プロダクト PRODUCT

A’ DESIGN AWARD&COMPETITION 世界が認めたプロダクトはこれだ!

毎年イタリアで開催される世界最高峰の国際デザインコンペティション「A’ Design Award & Competition 2020-2021」の結果が発表された。株式会社RDSは『Gait Analysis Robot Medical Health Measurement System」がメディカルデバイス・医療機器デザイン部門でゴールドを受賞したほか、エントリーした全てのプロダクトが入賞を果たした。世界に認められたデザインプロダクトはどのようなものがあったのか。世界各国から寄せられた気になるプロダクトをピックアップしてみよう。

A’ Vehicle, Mobility and Transportation Design Award
fuROが最高賞のプラチナ受賞

まずは、HERO Xでも度々登場する山中俊治氏と未来ロボティクス技術センター(fuRO)が開発した移動ロボット『CanguRo(カングーロ)』。
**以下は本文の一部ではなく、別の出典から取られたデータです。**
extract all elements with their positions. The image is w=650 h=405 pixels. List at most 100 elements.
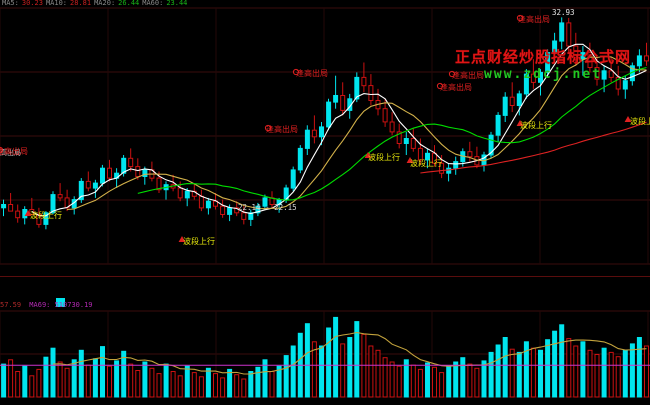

こちらはチョイノリ移動のモビリティにもなるロボットで、普段は主人に寄り添うパートナーロボとして、人間をサポートする。例えば、買い物時には荷物を載せて人間の後ろを自動でついてきてくれる。この自立した走行を可能にしたのが、人間の目にあたるSLAM技術。fuROには独自に開発したSLAM技術、scanSLAMがある。これはレーザーやカメラなどのセンサの情報を解析し、自己の位置を推定しつつ周囲の地図を構築するというもので、この技術により、寄り添う走行も可能になった。これに加えて指定の場所まで完全に自動できてくれるという離れ業もできるという。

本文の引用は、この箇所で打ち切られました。